Prerequisites for a Private Endpoint
To provision an Oracle Fusion Data Intelligence instance with a private endpoint, you must have the following resources already created:
- A virtual cloud network (VCN) within the region where you plan to deploy Oracle Fusion Data Intelligence and a private subnet in your VCN with availability of /28 (14 IP addresses)
IP address or more. You can change this after provisioning.To avoid instance creation failures, ensure the following toggles are enabled:
- The Use DNS hostnames in this VCN toggle, while creating the VCN.
- The Use DNS hostnames in this Subnet toggle, while creating the subnet.
- Ensure that you (or whoever plans to create the Oracle Fusion Data Intelligence instance) have the required policies to access the VCN.
Choose the most appropriate level for you from these options:
Limited Resource Access Policy
-
Allow any-user to use vnics in tenancy where request.principal.type = 'fawservice'
-
Allow any-user to read vcns in tenancy where request.principal.type = 'fawservice'
-
Allow any-user to use network-security-groups in tenancy where request.principal.type = 'fawservice'
-
Allow any-user to use private-ips in tenancy where request.principal.type = 'fawservice'
-
Allow any-user to use subnets in tenancy where request.principal.type = 'fawservice'
If you want to view and manage your virtual network family from the Oracle Cloud Infrastructure Console, then you may want to create these policies:
-
Allow group FAWAdmin.grp to read virtual-network-family <in compartment your-compartment or in tenancy>
-
Allow group FAWAdmin.grp to manage vnics <in compartment your-compartment or in tenancy>
-
Allow group FAWAdmin.grp to use subnets <in compartment your-compartment or in tenancy>
-
Allow group FAWAdmin.grp to use private-ips <in compartment your-compartment or in tenancy>
Broad Resource Access Policy
Allow any-user to manage virtual-network-family in tenancy where request.principal.type = 'fawservice'
If you want to view and manage your virtual network family from the Oracle Cloud Infrastructure Console, then you may want to create this policy:Allow group FAWAdmin.grp to manage virtual-network-family <in compartment compartment-name or in tenancy>
Apart from these, you must create the following general service policies:
-
Allow group FAWAdmin.grp to manage analytics-warehouse <in compartment your-compartment or in tenancy>
-
Allow group FAWAdmin.grp to read analytics-warehouse-work-requests <in compartment your-compartment or in tenancy>
-
Allow group FAWAdmin.grp to manage autonomous-database-family <in compartment your-compartment or in tenancy>
-
Allow group FAWAdmin.grp to manage analytics-instances <in compartment your-compartment or in tenancy>
-
Allow group FAWAdmin.grp to read analytics-instance-work-requests <in compartment your-compartment or in tenancy>
-
- Optional: If you plan to restrict traffic (ingress and egress) using network security
group rules, then you must do so when you create your Oracle Fusion Data Intelligence instance. You can specify up to 5 network security groups to meet your
business requirements. Ensure that the network security groups exist in the same
VCN as your Oracle Fusion Data Intelligence and you have this required policy to use network security groups:
Allow group FAWAdmin.grp to use network-security-groups <in compartment your-compartment or in tenancy>
See “To create an NSG” in Network Security Groups.
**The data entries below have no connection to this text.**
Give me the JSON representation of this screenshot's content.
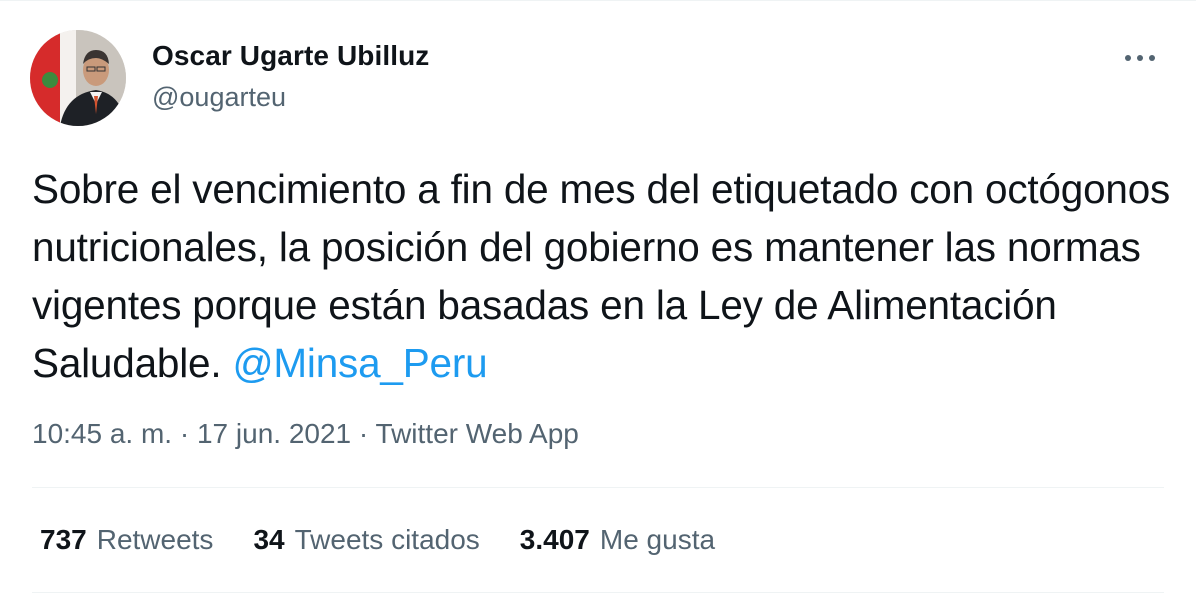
{
  "author": {
    "name": "Oscar Ugarte Ubilluz",
    "handle": "@ougarteu"
  },
  "tweet": {
    "text": "Sobre el vencimiento a fin de mes del etiquetado con octógonos nutricionales, la posición del gobierno es mantener las normas vigentes porque están basadas en la Ley de Alimentación Saludable. ",
    "mention": "@Minsa_Peru"
  },
  "meta": {
    "time": "10:45 a. m.",
    "separator": "·",
    "date": "17 jun. 2021",
    "source": "Twitter Web App"
  },
  "stats": {
    "retweets_count": "737",
    "retweets_label": "Retweets",
    "quotes_count": "34",
    "quotes_label": "Tweets citados",
    "likes_count": "3.407",
    "likes_label": "Me gusta"
  },
  "icons": {
    "more": "more-dots-icon"
  },
  "colors": {
    "link": "#1d9bf0",
    "secondary": "#536471",
    "primary": "#0f1419"
  }
}
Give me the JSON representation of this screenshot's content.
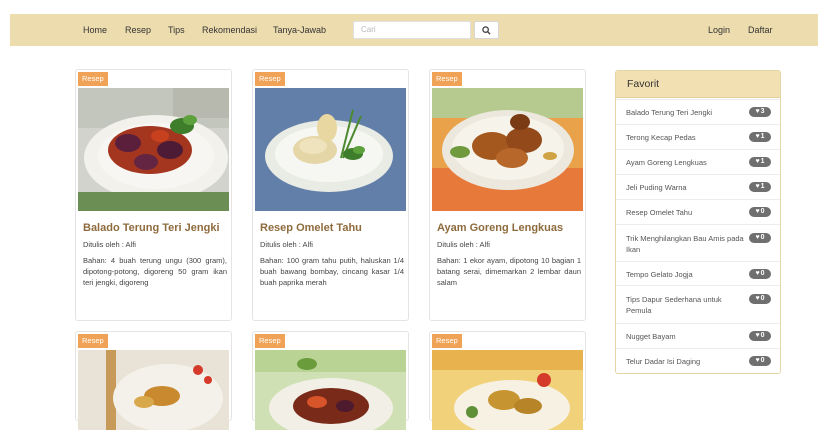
{
  "nav": {
    "home": "Home",
    "resep": "Resep",
    "tips": "Tips",
    "rekomendasi": "Rekomendasi",
    "tanya": "Tanya-Jawab",
    "search_placeholder": "Cari",
    "login": "Login",
    "daftar": "Daftar",
    "search_icon": "search-icon"
  },
  "cards": [
    {
      "badge": "Resep",
      "title": "Balado Terung Teri Jengki",
      "author": "Ditulis oleh : Alfi",
      "desc": "Bahan: 4 buah terung ungu (300 gram), dipotong-potong, digoreng 50 gram ikan teri jengki, digoreng"
    },
    {
      "badge": "Resep",
      "title": "Resep Omelet Tahu",
      "author": "Ditulis oleh : Alfi",
      "desc": "Bahan: 100 gram tahu putih, haluskan 1/4 buah bawang bombay, cincang kasar 1/4 buah paprika merah"
    },
    {
      "badge": "Resep",
      "title": "Ayam Goreng Lengkuas",
      "author": "Ditulis oleh : Alfi",
      "desc": "Bahan: 1 ekor ayam, dipotong 10 bagian 1 batang serai, dimemarkan 2 lembar daun salam"
    },
    {
      "badge": "Resep"
    },
    {
      "badge": "Resep"
    },
    {
      "badge": "Resep"
    }
  ],
  "favorit": {
    "title": "Favorit",
    "items": [
      {
        "label": "Balado Terung Teri Jengki",
        "count": "3"
      },
      {
        "label": "Terong Kecap Pedas",
        "count": "1"
      },
      {
        "label": "Ayam Goreng Lengkuas",
        "count": "1"
      },
      {
        "label": "Jeli Puding Warna",
        "count": "1"
      },
      {
        "label": "Resep Omelet Tahu",
        "count": "0"
      },
      {
        "label": "Trik Menghilangkan Bau Amis pada Ikan",
        "count": "0"
      },
      {
        "label": "Tempo Gelato Jogja",
        "count": "0"
      },
      {
        "label": "Tips Dapur Sederhana untuk Pemula",
        "count": "0"
      },
      {
        "label": "Nugget Bayam",
        "count": "0"
      },
      {
        "label": "Telur Dadar Isi Daging",
        "count": "0"
      }
    ]
  },
  "colors": {
    "navbar": "#ecdcae",
    "badge": "#f0a256",
    "title": "#8e6b3d",
    "count_badge": "#6f6f6f"
  }
}
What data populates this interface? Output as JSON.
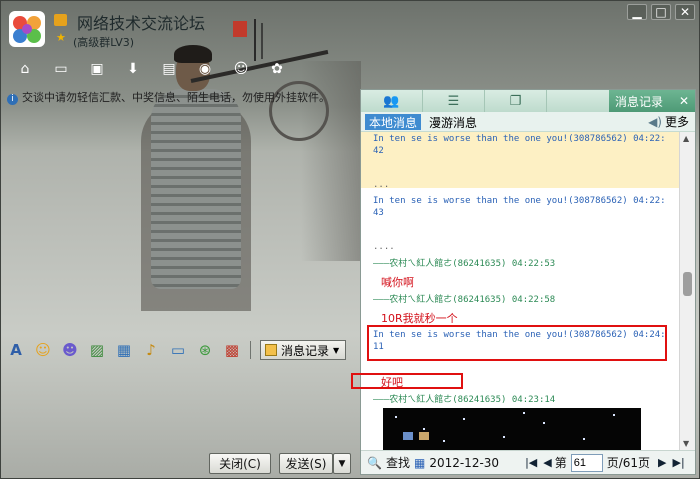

- Inbound traffic specified on Port 1522 for Oracle Autonomous Data Warehouse and Port 443 for Oracle
Analytics Cloud while entering the security rule information for the network security group
or VCN. Ensure that the VCN/SUBNET CIDR block allows ingress and egress in the
rules to ports 443 and 1522.
Note:
Both of these ports are required for the functioning of Oracle Fusion Data Intelligence instance with a private endpoint.